Por outro lado, em mea-culpa valadarense, apesar de todos nós termos algum parente naquele monstro de país, não temos sequer uma avenida ou rua com o nome deles ou de seus heróis, no 4 de julho nunca fizemos nem ao menos roda de samba. Nunca convidamos autoridades deles para conhecerem o campo de brotação daqueles que para lá se destinam. Jamais hasteamos a bandeira deles em lugar algum.

Neste fim de ano, pela primeira vez nos visitou um senador americano e, como Biden, democrata, mister Jamie Eldridge. Nossas autoridades não anunciaram a visita, a Câmara Municipal não se abriu e o prefeito a pedidos, o recebeu, desrespeitosamente, sem bandeira ao pau, nem para um café sem mineiridades e, com aviso de rapidez, por outros compromissos mais sérios. Este cidadão norte-americano, desbandeirado e anônimo, no trato valadarense, tem o cargo senatorial por Massachusetts, onde se encontra historicamente, o maior número de cidadãos de nossa terra, imaginados por eles, hoje, como gente não muito boa, como me dissera a braba senadora.

Não devo mesmo dizer o que estou pensando dessa turma que famílias de quem para lá emigrou, e colocou no poder do “Valadólares”... seria sacanagem, pois neste ano lá haverá eleições.

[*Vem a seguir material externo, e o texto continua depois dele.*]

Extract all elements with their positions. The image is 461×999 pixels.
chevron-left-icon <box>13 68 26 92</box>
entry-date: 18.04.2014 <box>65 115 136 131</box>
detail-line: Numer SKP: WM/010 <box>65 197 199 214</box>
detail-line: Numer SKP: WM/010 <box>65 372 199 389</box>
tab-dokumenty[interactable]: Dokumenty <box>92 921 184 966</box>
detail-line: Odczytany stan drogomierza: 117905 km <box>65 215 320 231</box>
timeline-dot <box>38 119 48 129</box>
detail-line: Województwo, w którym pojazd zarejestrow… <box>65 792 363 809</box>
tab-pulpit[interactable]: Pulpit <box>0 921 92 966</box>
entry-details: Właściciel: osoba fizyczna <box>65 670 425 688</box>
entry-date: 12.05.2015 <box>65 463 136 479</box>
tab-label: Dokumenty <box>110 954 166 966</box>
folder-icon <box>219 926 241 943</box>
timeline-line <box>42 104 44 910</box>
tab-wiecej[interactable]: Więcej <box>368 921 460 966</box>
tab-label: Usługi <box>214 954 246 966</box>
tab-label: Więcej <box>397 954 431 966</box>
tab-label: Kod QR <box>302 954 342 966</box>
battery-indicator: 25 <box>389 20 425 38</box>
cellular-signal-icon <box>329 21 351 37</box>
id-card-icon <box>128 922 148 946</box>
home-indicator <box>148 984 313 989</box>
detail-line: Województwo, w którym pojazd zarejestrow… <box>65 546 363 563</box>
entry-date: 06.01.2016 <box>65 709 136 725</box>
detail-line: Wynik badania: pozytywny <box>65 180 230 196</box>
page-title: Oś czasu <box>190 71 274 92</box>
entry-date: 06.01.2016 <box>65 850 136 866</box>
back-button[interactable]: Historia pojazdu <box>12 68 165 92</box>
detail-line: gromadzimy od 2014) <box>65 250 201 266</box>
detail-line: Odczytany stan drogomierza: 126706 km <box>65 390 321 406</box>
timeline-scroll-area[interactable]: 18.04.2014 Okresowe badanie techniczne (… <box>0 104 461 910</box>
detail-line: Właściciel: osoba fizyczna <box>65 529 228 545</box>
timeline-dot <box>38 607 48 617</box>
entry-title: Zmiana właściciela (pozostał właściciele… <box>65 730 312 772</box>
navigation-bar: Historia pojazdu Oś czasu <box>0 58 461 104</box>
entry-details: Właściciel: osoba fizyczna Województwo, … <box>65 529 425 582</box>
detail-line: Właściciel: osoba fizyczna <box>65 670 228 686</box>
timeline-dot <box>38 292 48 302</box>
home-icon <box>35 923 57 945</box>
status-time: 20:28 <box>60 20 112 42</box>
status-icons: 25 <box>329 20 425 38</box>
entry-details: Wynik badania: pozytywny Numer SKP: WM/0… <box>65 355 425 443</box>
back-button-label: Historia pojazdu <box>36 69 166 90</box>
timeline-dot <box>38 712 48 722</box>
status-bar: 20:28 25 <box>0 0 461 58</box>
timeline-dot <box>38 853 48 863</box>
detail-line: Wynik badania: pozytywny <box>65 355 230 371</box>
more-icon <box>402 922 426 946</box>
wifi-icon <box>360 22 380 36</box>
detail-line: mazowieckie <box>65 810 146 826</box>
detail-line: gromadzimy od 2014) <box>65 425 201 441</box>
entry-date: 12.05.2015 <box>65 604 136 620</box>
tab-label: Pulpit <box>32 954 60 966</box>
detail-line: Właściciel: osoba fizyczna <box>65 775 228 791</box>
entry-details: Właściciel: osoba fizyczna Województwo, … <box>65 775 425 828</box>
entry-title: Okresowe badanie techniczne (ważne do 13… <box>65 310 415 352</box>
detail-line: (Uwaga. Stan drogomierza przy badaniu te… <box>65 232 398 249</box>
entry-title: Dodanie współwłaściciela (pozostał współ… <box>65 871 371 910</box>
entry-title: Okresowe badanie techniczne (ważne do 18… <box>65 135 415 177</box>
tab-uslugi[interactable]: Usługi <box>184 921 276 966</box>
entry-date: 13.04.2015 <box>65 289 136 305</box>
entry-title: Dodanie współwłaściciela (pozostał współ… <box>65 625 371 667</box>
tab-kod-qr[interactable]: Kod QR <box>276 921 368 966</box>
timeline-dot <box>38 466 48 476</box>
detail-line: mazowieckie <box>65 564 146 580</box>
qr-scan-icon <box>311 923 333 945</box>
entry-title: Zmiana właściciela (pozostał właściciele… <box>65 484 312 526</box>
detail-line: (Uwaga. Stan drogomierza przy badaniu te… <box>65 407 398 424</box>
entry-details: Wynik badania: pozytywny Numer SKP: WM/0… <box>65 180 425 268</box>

 Entretanto, a todos em comandos, recomendo tomarem bastante água, a trato e respeito a memórias necessárias, para num mínimo, melhorarem a inteligência.

 

BH/Macapá,07/01/2024

*Jose Altino Machado é jornalista

NOTA: Nascido durante a guerra, minha vida ainda jovem, alcançou a parte “alegre” que americanos nos deixaram e muito dela aproveitei... e como!!!